“This is a classic winter storm set-up with rain and thunderstorms across the South, a line of ice near the storm’s track and an area of heavy snow in the colder air to the north of the low pressure,” said CNN meteorologist Chad Myers. “Travel will become difficult on Saturday afternoon from Chicago all the way to Oklahoma and Nebraska due to the combination of the snow, ice and wind.”
Winds have died down from 110+ mph gusts, to less than 30 mph, and the snowfall will also help suppress the fire.
Denver has received just over an inch of rainfall in the last six months — the driest ever for the second half of the year. So despite the fact the snow will make travel treacherous for the holiday weekend, it will largely be welcomed across the state.
Four to eight inches of snow is likely to fall across the lower elevations, and several feet of snow are expected in the mountains.
The higher amounts will largely depend on where the heavier snow bands set up.
“Bands of heavier snow, could develop as well and last into the evening hours, but it’s difficult to forecast exact areas at this time,” said the National Weather Service (NWS) office in Boulder, Colorado.
The snow exits the Rockies and heads to the Plains and Midwest, where we could see four to eight inches of snowfall for portions of Kansas, Nebraska and Iowa through Saturday.
Chicago could see up to four inches of snow, while some areas near the Missouri/Iowa border could pick up a foot of snow though Saturday.
Along with heavy snow, gusty winds blowing at 20 to 30 mph will make visibility very low. Blowing snow will make travel even more difficult.

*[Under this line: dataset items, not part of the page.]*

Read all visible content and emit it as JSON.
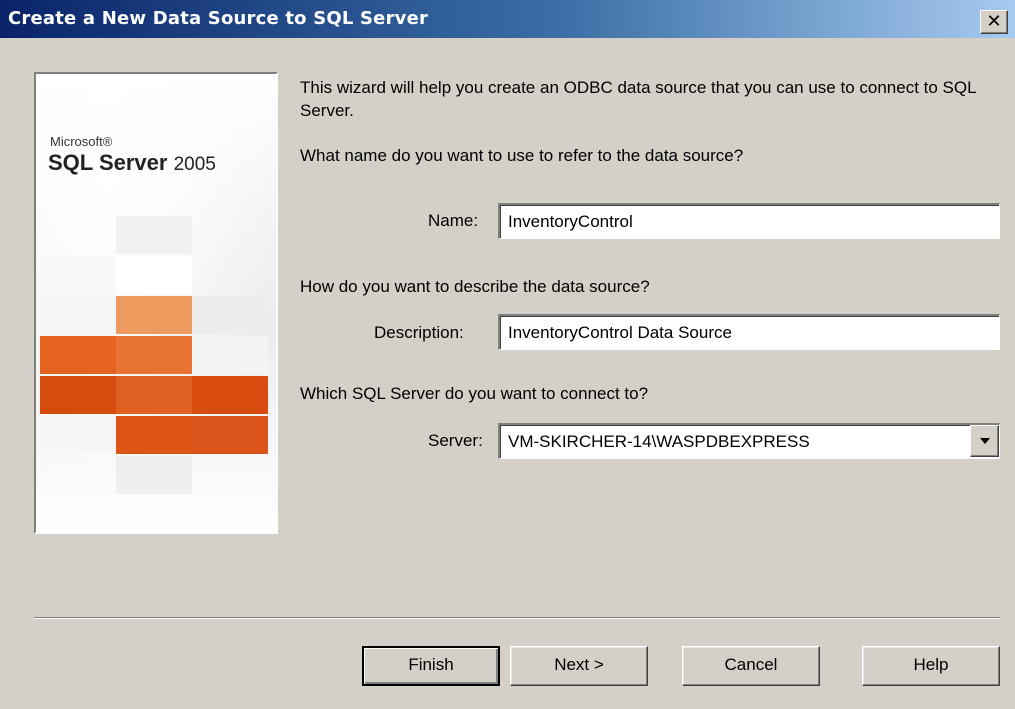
{
  "window": {
    "title": "Create a New Data Source to SQL Server",
    "close_glyph": "✕"
  },
  "banner": {
    "brand_small": "Microsoft®",
    "brand_large": "SQL Server",
    "brand_year": "2005"
  },
  "intro_text": "This wizard will help you create an ODBC data source that you can use to connect to SQL Server.",
  "name_section": {
    "question": "What name do you want to use to refer to the data source?",
    "label": "Name:",
    "value": "InventoryControl"
  },
  "description_section": {
    "question": "How do you want to describe the data source?",
    "label": "Description:",
    "value": "InventoryControl Data Source"
  },
  "server_section": {
    "question": "Which SQL Server do you want to connect to?",
    "label": "Server:",
    "value": "VM-SKIRCHER-14\\WASPDBEXPRESS"
  },
  "buttons": {
    "finish": "Finish",
    "next": "Next >",
    "cancel": "Cancel",
    "help": "Help"
  },
  "colors": {
    "titlebar_start": "#0a246a",
    "titlebar_end": "#a6caf0",
    "dialog_bg": "#d4d0c8",
    "tile_orange_dark": "#d94e12",
    "tile_orange_light": "#f09a60"
  }
}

Just south of the heaviest snow, ice will setup a slippery situation overnight from eastern Kansas to northern Missouri and even into Indiana, possibly impacting some of the southwest suburbs of Chicago.
This will make travel nearly impossible for the many people out for New Year’s Eve celebrations. Roads could be clear early this evening, then quickly turn icy after midnight.

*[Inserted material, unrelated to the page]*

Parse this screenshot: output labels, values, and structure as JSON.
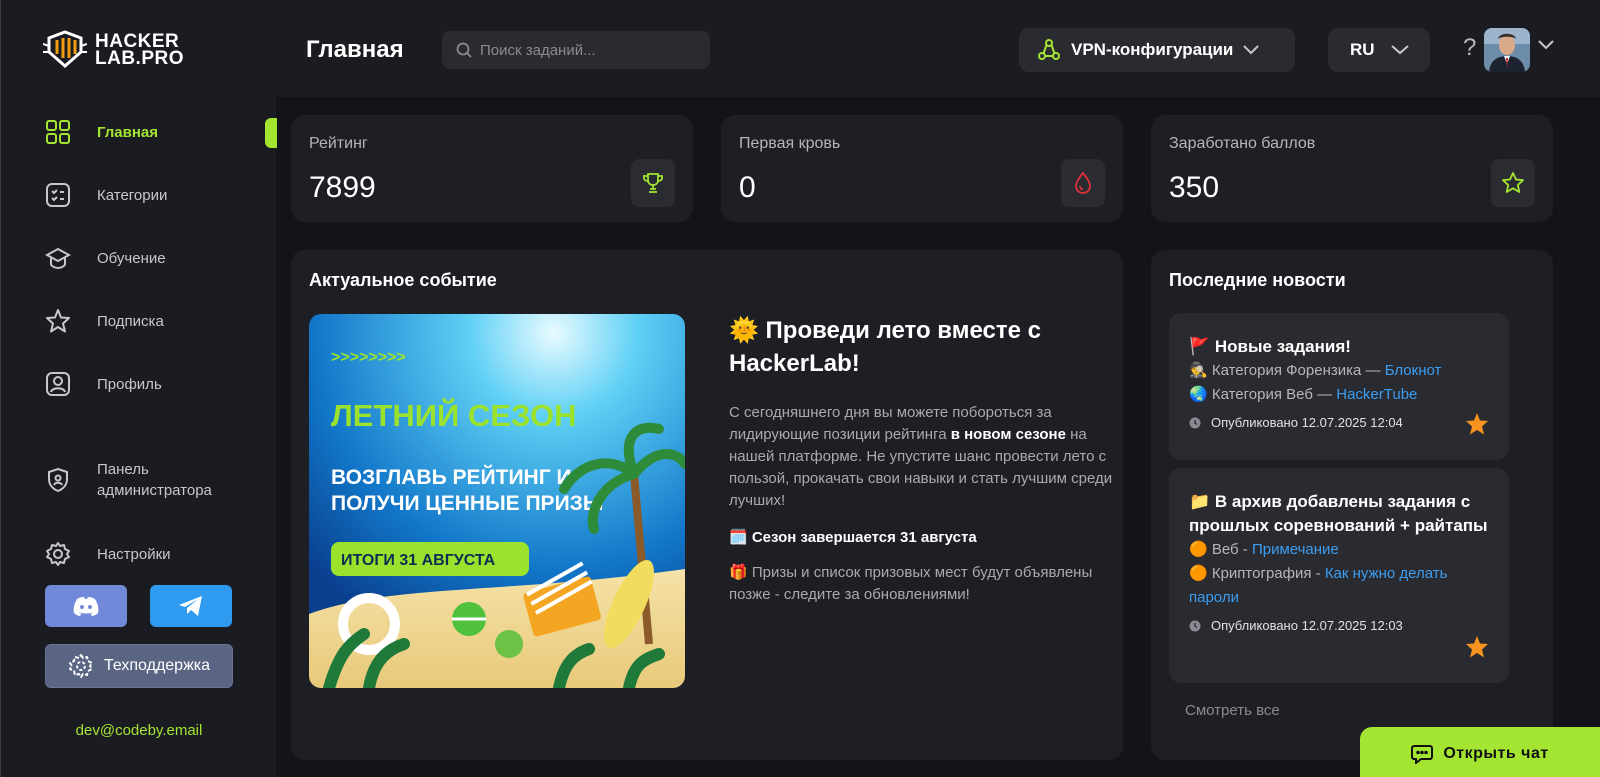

Most locations should see ice accumulation of less than a quarter inch, but that is still in dangerous territory.
Severe storms, including tornadoes, at the new year
Mother Nature plans to add some fireworks of her own this New Year.
Severe storms begin this evening where the slight risk of severe weather for portions of Texas, Arkansas and Tennessee.
Places like Little Rock, Nashville and Memphis are under a level 2 out of 5 severe risk. However, even places as far west as Dallas could see severe storms.
The threat increases on Saturday to a level 3 out of 5, and shifts slightly east.
Memphis and Nashville could once again see severe storms, this round could be even stronger.
“Cannot argue with the enhanced risk for the entire mid state,” said the NWS office in Nashville. “Straight line winds and some tornadic activity cannot be ruled out.”
Even Atlanta and Birmingham could see strong storms as this strong cold front advances east.
Significant flooding could take shape
Flooding will also be a concern as these storms unfold over relatively the same areas for several days.
We would potentially see storms training over one another, resulting in flash flooding across the Tennessee Valley.
According to the Weather Prediction Center (WPC), “Some locations in northeast Tennessee received 150-200% of normal rainfall over the last 7 days, making them susceptible to potential flash flooding.”
Chance for the heaviest rain, with the highest threat of flooding, looks to be on Saturday, for areas across the Ohio Valley, including Kentucky and extending as far south as Arkansas.
These areas could see up to four inches of rain, and some isolated locations could easily see much more.
The European weather forecast model “Indicates a very unusual heavy rainfall event may unfold in the Ohio Valley.” said the WPC.
With soils incredibly moist and given the duration of the rainfall, there is growing confidence that a significant flood event could occur.
“This supports the concern for rapid runoff within the Moderate and Slight Risk areas,” said the WPC.
Coldest temperatures of the season
Dramatically colder temperatures will be ushered in behind the storms and heavy rainfall, making for a blustery and cold start to 2022.
Nearly 10 million people are under wind chill warnings and advisories across the northern Plains and Upper Midwest where it will feel like -25 to -55 degrees Saturday morning.
Much of the Plains will fall to the single digits tonight, stay in the 30s for Saturday, then rebound back in to the 40s by Sunday.
Many areas in the South that have been experiencing temperatures 30 degrees above normal this last week of the year, will plummet to below normal temperatures very quickly.
Temperatures will drop some 40 to 60 degrees in about 48 hours for much for the southern Plains and South.
Dallas will possibly have a high in the 70s on Saturday, which will then quickly plummet into the single digits, if wind chill is factored in.
CNN meteorologist Monica Garrett contributed to this article.